BSP approves reporting rules on banks’ large exposures


The Bangko Sentral ng Pilipinas (BSP) has approved the reporting rules or guidelines on big banks’ large exposures, including its subsidiary banks and quasi banks, on efforts to further ensure stability of the domestic financial sector. 

In a memo (Memorandum No. M-2024-013), BSP Deputy Governor Chuchi G. Fonacier said the guidelines are related to the 2022 BSP Circular No. 1150 or the circular on the “Prudential Framework for Large Exposures Monitoring Threshold”. The purpose of the circular is to detect any problems that “could pose concerns to the stability of each bank/quasi bank and the financial system.”

To be able to identify, measure, monitor and control large exposures to protect covered banks’ solvency from maximum possible losses in the event of sudden counterparty failure, the circular was issued in 2022 and the latest reporting guidelines will implement how banks will report this to the BSP.

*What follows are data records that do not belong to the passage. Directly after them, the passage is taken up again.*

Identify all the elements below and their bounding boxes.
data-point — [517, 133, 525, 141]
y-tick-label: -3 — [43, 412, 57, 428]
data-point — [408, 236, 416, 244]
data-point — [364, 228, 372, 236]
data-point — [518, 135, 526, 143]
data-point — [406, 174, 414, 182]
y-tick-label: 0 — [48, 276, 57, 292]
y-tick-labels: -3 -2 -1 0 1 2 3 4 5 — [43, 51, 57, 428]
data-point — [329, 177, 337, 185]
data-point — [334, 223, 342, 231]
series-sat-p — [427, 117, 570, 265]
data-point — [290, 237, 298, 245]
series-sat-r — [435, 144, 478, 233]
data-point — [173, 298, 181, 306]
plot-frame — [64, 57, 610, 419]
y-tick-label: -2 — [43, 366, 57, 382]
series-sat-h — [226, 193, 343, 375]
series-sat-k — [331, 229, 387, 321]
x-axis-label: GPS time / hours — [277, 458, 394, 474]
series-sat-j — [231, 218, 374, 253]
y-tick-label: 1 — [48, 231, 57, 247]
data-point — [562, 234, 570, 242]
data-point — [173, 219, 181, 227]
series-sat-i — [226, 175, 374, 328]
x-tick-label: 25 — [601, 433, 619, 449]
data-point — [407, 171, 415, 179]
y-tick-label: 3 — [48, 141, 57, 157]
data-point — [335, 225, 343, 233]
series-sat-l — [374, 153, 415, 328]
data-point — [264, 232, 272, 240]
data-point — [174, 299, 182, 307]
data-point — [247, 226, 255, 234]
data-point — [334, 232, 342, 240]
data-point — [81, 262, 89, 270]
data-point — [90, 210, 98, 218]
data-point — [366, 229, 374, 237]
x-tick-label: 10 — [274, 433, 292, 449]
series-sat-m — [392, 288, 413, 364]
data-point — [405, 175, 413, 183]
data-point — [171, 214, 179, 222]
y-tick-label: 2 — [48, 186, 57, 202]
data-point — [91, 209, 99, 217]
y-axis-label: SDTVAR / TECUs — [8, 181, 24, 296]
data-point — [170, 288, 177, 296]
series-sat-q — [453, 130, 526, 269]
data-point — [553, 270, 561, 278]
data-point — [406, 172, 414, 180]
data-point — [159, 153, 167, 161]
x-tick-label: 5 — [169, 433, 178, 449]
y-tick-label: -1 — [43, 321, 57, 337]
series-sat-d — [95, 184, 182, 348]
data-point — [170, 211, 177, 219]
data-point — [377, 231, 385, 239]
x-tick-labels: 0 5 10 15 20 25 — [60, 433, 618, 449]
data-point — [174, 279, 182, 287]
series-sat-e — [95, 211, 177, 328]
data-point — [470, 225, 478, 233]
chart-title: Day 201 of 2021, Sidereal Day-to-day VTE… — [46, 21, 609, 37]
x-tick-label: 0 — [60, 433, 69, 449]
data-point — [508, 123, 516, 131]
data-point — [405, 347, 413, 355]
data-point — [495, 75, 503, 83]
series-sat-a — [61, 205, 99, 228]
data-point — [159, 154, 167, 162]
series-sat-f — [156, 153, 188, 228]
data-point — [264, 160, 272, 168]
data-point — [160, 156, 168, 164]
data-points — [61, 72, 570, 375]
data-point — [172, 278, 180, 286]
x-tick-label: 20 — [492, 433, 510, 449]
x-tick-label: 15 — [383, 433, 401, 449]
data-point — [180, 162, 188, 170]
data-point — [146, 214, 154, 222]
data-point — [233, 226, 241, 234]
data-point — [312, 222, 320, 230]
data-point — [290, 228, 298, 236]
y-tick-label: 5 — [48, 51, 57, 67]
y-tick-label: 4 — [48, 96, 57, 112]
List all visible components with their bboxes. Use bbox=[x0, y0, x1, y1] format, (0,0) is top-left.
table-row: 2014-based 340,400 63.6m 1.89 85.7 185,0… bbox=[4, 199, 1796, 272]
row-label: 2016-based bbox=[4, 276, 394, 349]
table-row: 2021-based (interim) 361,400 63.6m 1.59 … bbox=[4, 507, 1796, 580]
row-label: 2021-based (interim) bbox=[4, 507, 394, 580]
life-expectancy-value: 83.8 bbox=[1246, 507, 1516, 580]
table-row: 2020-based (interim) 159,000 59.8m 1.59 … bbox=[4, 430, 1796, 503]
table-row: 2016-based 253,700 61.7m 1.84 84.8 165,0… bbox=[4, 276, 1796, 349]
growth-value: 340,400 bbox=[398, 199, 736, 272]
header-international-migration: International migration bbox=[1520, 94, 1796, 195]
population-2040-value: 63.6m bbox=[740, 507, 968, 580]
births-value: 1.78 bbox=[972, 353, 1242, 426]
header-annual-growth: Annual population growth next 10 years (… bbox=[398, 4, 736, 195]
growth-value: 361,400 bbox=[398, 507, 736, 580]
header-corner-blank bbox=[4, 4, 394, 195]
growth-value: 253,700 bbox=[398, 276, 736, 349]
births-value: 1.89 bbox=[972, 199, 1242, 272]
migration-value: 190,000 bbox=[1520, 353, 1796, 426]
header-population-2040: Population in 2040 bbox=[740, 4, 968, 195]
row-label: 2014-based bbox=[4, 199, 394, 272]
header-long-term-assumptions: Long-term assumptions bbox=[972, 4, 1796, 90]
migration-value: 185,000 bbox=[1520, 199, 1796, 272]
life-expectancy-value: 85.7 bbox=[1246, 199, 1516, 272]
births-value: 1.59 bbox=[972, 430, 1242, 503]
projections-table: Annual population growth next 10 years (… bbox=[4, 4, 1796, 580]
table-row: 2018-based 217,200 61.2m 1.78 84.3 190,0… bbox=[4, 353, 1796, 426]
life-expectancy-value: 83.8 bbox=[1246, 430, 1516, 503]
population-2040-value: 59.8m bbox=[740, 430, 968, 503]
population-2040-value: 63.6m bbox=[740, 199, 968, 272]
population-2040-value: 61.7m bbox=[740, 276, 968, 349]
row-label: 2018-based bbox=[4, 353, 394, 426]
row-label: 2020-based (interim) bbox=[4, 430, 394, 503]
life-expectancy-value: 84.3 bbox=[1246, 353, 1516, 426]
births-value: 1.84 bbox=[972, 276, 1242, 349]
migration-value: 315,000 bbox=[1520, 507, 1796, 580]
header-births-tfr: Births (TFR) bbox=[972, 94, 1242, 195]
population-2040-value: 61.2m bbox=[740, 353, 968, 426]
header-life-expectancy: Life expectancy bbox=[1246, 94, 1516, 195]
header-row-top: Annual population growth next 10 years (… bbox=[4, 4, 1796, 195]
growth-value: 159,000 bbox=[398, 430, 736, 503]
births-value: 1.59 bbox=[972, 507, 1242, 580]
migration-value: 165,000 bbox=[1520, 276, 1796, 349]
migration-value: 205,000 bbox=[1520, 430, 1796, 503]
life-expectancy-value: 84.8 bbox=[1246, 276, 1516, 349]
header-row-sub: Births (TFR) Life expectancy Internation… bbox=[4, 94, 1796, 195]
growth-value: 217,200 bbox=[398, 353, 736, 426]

Reporting large exposures or LEX will use the following: XML Schema Definition (XSD); corresponding Control Prooflist (CP); and Data Structure. These can all be downloaded from the Report Details module of the Integral Financial Supervision System (IFSS) Submission Portal under the BSP Relationship Management System (BRMS).

The memo said the LEX report will be submitted every semester for both solo and consolidated bases on or before 15 banking days after reference period. For example, the end-December 2023 report will be submitted to the BSP on or before May 31 this year.

For covered banks, the BSP said they will issue detailed guidelines on the implementation of API-based submission via machine-to-machine modality and the use of IFSS Submission Portal as previously announced.

Meanwhile, there will be different procedures for subsidiary banks.

Last Aug. 3, 2022, the BSP approved Circular No. 1150 or the prudential framework for the monitoring of banks’ large exposures to detect any solvency problems.

The BSP has redefined large exposures as exposures to a single counterparty or a group of connected counterparties equal to or greater than 10 percent of a covered bank or quasi bank’s Tier I capital, which refers to a bank’s core capital or reserves to fund its business activities. 

The previous definition of large exposures was equal or greater than five percent of a financial institution’s qualifying capital. Basically, Tier 1 capital or core capital which are equity and retained earnings, is applied to monitor a bank’s capital adequacy. Qualifying capital is both Tier 2 -- which are reserves such as loan loss reserves and other capital instruments -- and Tier 1.

The BSP has said that it was aware of the risks arising from large exposures of banks and quasi banks to a single counterparty or group of connected counterparties.

Large exposures are computed and compared with Tier I capital on both solo and consolidated bases.

The BSP has also redefined big banks’ large exposures with a limit set at 25 percent of Tier 1 capital.